Het schijnt mij toe dat Van Dusseldorp dapper probeert ruimte te scheppen binnen een verengde opvatting van historiciteit, zoals hij dat in eigen kring maar al te goed kent. We lezen dan met instemming opmerkingen als
–         de waarheid van een verhaal valt niet samen met de historiciteit (157)
–         verbreding van referentie leidt tot relativering historische vraagstelling (id.)
–         historische feiten zijn niet zonder verhaal toegankelijk (158).

Tegelijkertijd worden de grenspaaltjes stevig verankerd. Want “…vervluchtiging en ontkenning van de historiciteit is voor een gereformeerd theoloog niet acceptabel als systematisch-theologisch kader. De waarheid van het verhaal komt in de lucht te hangen als er geen referentie in de historische werkelijkheid mee verbonden is” (158).

Hier zijn we in het hart van de vragen die in de (post)moderne hermeneutiek aan de orde zijn. Volgens mij moet je het niet zo tegenover elkaar stellen. Natuurlijk refereren verhalen aan de werkelijkheid, maar we hebben geen rechtstreekse en ongestoorde toegang tot die werkelijkheid. Dat geldt des te sterker voor verhalen uit het verleden. Wat is nu het ware verhaal van Willem van Oranje? Is hij onze nationale bevrijder. Held van onze onafhankelijkheid. Of opportunistische machtspoliticus. Elk verhaal is een interpretatie, mede gestuurd door achtergrond en belang van de verteller. Wat geldt voor het verleden geldt ook voor de verhalen die mensen nu vertellen over de wereld en over hun eigen leven. Ze gaan over iets reëels, maar dat betekent niet dat je een directe toegang tot de werkelijkheid hebt. Geen andere dan die van het verhaal, waarmee de cirkel weer rond is. Dat relativeert het criterium van historiciteit, want hoe belangrijk is dat eigenlijk? De werkingskracht van verhalen, het narratieve potentieel, hangt niet af van hun historiciteit. Verhalen kunnen inderdaad waar zijn zonder precies zo te zijn gebeurd als beschreven, gesteld al dat je dat laatste zou kunnen achterhalen, wat dus niet zo is.

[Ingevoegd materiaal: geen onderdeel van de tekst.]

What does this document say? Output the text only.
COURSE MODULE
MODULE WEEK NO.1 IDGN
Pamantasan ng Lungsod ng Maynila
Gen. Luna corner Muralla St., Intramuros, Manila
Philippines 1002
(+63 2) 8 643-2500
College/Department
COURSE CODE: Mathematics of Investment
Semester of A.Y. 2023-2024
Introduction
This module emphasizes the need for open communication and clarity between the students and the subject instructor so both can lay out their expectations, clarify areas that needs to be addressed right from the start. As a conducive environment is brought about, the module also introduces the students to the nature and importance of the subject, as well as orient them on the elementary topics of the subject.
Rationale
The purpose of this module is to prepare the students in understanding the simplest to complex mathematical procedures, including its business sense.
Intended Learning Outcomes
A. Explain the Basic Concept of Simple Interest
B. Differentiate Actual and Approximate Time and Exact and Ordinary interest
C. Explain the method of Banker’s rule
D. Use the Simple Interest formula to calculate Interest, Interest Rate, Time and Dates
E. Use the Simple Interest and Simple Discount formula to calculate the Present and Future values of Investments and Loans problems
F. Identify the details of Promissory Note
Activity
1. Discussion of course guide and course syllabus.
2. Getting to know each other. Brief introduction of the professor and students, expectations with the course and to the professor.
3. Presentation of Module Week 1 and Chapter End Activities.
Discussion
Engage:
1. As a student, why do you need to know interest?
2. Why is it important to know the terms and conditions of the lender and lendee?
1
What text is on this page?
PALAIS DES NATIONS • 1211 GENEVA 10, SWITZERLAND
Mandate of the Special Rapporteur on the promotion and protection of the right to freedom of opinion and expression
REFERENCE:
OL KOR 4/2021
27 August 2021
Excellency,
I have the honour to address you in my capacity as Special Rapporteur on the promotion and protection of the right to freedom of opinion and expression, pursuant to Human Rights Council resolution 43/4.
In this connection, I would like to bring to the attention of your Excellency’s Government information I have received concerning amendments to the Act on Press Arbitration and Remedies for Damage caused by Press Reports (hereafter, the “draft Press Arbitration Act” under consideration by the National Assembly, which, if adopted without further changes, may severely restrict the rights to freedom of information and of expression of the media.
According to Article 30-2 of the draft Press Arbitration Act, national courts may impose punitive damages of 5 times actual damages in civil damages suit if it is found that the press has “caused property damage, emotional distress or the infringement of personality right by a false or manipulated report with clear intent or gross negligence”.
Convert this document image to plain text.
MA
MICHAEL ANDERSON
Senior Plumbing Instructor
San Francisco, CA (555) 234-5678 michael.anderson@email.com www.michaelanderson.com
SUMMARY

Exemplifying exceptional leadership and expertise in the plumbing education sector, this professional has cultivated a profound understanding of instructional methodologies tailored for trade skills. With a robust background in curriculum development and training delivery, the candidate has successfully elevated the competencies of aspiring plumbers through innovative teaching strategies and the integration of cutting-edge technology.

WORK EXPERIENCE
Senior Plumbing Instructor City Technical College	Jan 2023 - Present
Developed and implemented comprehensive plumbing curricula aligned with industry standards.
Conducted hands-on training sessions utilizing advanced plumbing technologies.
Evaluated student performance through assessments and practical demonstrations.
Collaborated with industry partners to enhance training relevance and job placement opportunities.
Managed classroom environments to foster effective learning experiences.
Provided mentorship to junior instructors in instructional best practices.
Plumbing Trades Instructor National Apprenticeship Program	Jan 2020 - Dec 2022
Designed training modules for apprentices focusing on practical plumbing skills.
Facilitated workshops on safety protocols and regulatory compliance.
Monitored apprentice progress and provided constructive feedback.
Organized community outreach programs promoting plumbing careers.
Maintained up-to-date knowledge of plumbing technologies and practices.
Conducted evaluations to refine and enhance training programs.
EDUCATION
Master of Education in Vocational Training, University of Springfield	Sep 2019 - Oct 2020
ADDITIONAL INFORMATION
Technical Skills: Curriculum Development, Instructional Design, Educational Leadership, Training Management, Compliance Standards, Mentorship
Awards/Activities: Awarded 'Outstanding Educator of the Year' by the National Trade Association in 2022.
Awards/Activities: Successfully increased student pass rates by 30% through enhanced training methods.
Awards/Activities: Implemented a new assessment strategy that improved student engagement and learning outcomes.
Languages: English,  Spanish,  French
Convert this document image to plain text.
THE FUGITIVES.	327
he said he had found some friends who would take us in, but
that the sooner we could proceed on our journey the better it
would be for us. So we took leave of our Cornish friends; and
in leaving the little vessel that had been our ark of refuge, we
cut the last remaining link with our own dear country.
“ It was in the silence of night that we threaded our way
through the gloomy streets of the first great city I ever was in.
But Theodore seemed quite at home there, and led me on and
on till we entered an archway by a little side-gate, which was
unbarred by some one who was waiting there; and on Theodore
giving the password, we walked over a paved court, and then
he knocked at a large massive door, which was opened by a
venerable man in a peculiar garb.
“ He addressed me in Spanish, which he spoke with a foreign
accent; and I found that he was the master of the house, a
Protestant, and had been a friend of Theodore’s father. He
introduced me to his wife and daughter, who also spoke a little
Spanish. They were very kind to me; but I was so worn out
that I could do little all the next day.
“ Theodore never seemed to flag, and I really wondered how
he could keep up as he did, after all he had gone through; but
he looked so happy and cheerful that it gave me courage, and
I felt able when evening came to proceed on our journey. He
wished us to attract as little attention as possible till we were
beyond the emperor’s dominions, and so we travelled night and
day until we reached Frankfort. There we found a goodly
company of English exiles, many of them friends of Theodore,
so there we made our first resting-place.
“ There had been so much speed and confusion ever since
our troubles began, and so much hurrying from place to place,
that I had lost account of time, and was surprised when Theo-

3. Vergelijkbare vragen dienen zich aan, als er in sprake is van het Verhaal van God (met hoofdletters) in verbinding met het verhaal van mensen. In de figuur op p. 85 zien we ten minste zes gedaantes van verhalen in de narratieve theologie.
Van Dusseldorp onderscheidt verhalen die door mensen worden verteld en verhalen waarvan God de verteller is. Een onderscheid dat meteen ook weer gerelativeerd wordt, omdat God en mensen op diepere niveaus als vertellers voor ons niet te onderscheiden zijn (id.).
Dat roept een aantal vragen op:
Dat mensen verhalen vertellen is evident. Maar wat moeten we ons precies voorstellen bij ‘God als primaire verteller’ van een verhaal. Is dat meer dan een theologische uitspraak die alleen in een theologische betoog van betekenis is? Kun je hier het subject-zijn van God overeind houden, ook in homiletische zin? Er is toch geen Verhaal van God als mensen dat niet doorvertellen? Zonder preek blijft God stom? Om het met andere woorden te stellen: is God in de preek de Verteller (subject) of de Vertelde (object)?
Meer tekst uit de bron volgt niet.